選挙戦を有利に進めているとされていたトランプ候補にとっては、最も悪いシナリオが現実となった感はあります。副大統領候補にはバンス上院議員(オハイオ州)を選び、保守派へのアピールを強める戦略でしたが、バンス氏の過激な言動や過去の多くの変節が批判にさらされるなど、功を奏しているとは言えません。
ハリス候補は中道派や地方の有権者の共感を呼び、ハリス氏自身とのバランスが取れるワルツ知事(ミネソタ州)を選びました。ただ、民主党左派に偏っているという印象はあり、今後どのように民主党中道派や無党派層に支持を拡大するかは課題です。
世論調査でも、バイデン候補に対してはリードを保っていたトランプ候補でしたが、ハリス候補の登場で形勢は逆転し、勝利を分ける競合州であるラストベルトと呼ばれる州でさえ、苦戦が伝えられるようになっています。「もしトラ」ではなく、「もしハリ」などという言葉も聞かれるようになりました。
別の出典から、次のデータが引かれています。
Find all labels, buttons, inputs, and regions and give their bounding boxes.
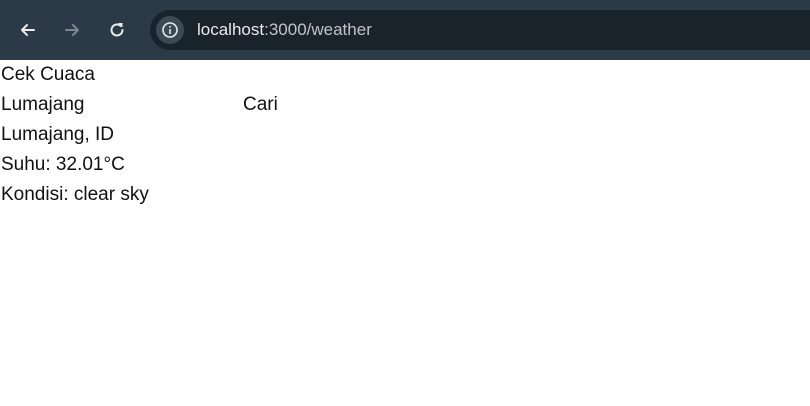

9月、10月には、大統領・副大統領候補同士による討論会が開催されます。直接議論しあい、時には罵り合う中で、リーダーとしての強さや資質などを判断していくことになります。
世論調査はさまざまに出てくるでしょうが、投票日まではどちらが勝つかわからない選挙戦になるでしょう。11月5日の投票に向けて、何が起こるかわからない「不確実性の高い」選挙戦が展開されます。